Die weiteren Tage wurde auf das Ziel hingearbeitet, in kleinen Gruppen zu bestimmten Themen Material für einen gemeinsamen Zeitstrahl zu erarbeiten und zu sammeln. Es gab Gruppen, wie beispielsweise Mode in der Weimarer Klassik, Bergbau, Münzgeld, Haushalt, soziale Strukturen oder Arbeit. Jeder Gruppe wurde Material zum jeweiligen Thema gegeben und dann, anders als in der Schule, die Art und Weise der Bearbeitung freigestellt. Es konnte selbst entschieden werden, wie man sein Thema anschaulich zusammenfassen und am Zeitstrahl vorstellen kann. Anschließend sollte noch eine fünfminütige Präsentation der Gruppen stattfinden, bei der alle ihr jeweiliges Thema in der aus ihrer Sicht geeignetsten Form darstellen. Es wurden selbst komponierte Lieder gesungen und Dialoge, eigene Gedichte und Kurzgeschichten vorgetragen. Alles in allem entstand ein großes Mosaik aus bunten Ergebnissen, zu dem jeder einen großen Teil beitrug. Der Zeitstrahl erstreckte sich über eine gesamte Wand und musste durch die Menge an zusammengetragenen Informationen noch erweitert werden. Unser Teamer Frithjof Reinhardt fasste alles gelungen zusammen: „Ihr habt hier etwas Großes geschaffen, worauf ihr stolz sein könnt.“ Am Anfang hatte er die Frage aufgeworfen, zu welcher Kultur wir uns entwickeln würden. Zu einer, die den Schwerpunkt auf sich oder auf alle lege? Und an diesem Zeitstrahl könne man sehen, was Wunderschönes in gemeinschaftlicher Arbeit entstehen kann, zu der dennoch jeder seinen individuellen Teil beitragen kann.
Diese Woche kurz zusammenzufassen, fällt nicht leicht. Man hat so viele neue Eindrücke und Erfahrungen gesammelt, die einen auch im weiteren Leben begleiten werden.
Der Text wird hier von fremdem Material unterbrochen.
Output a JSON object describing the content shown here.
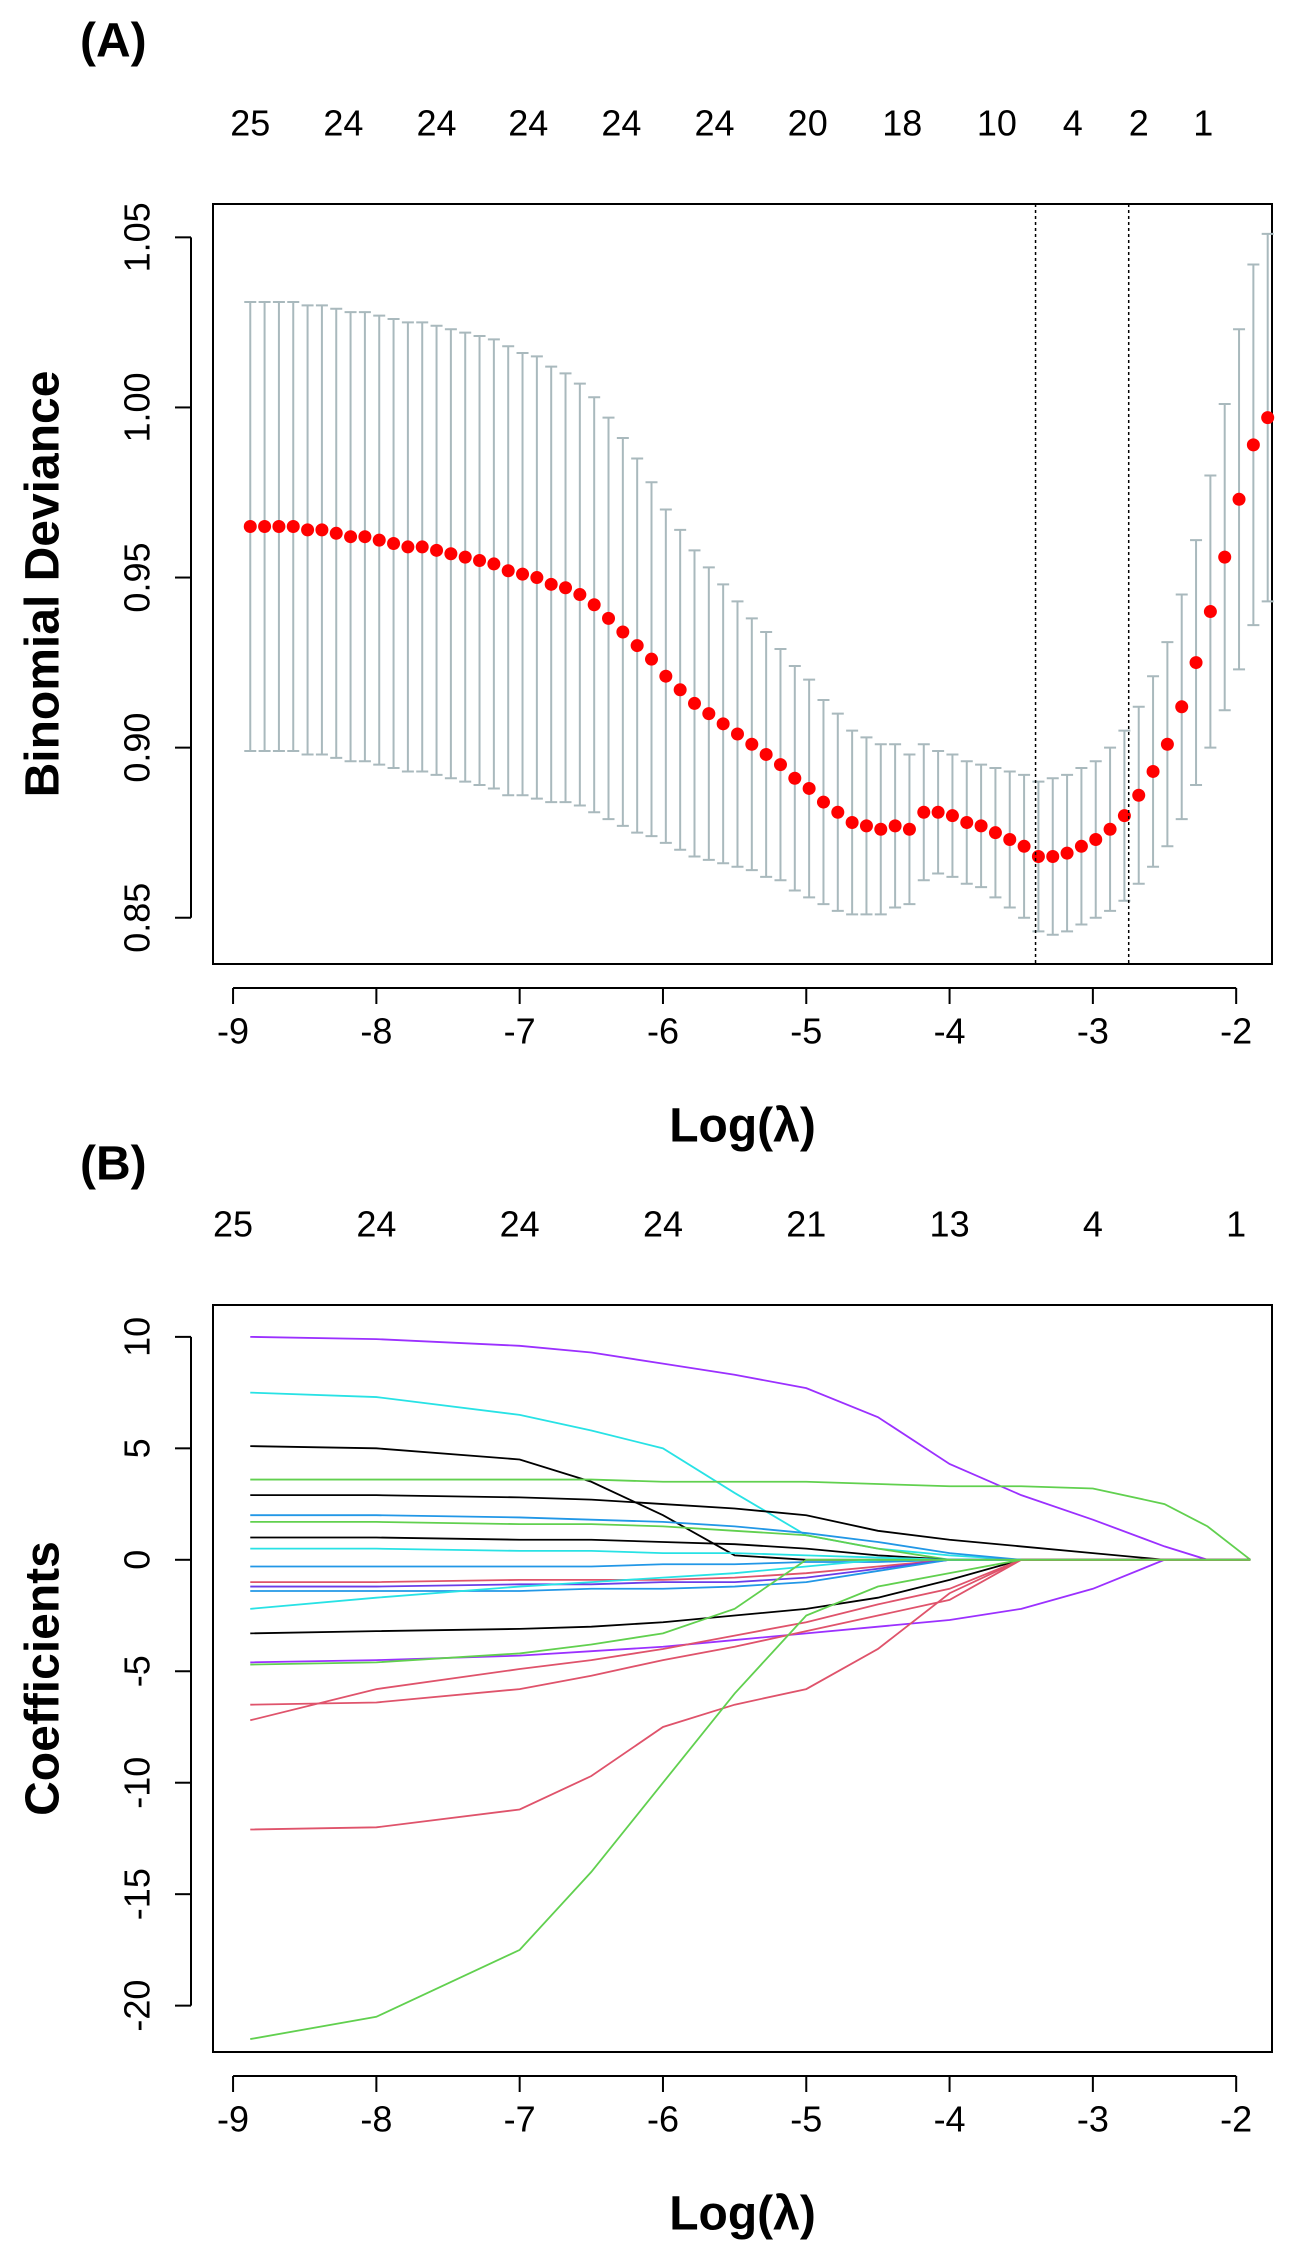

Freundschaften wurden geschlossen, der Blick für viel Neues erweitert, andere Betrachtungsweisen kennen gelernt und vieles mehr. Man hat gelernt kritisch zu hinterfragen, sich öfter als zuvor seiner Kreativität zu bedienen, auf einer sachlichen und zugleich spaßigen Ebene zu diskutieren und miteinander zu wirken.
Ein großer Dank geht an die Teamer Frithjof Reinhardt, Thomas von der Gönna und Annika Friedrich, durch die das gesamte Programm spannend und abwechslungsreich gestaltet wurde und welche immer ein offenes Ohr hatten. Ebenfalls vielen Dank an die Lehrer, die in dieser Woche mehr Freunde als Lehrkräfte waren und das alles ermöglicht haben.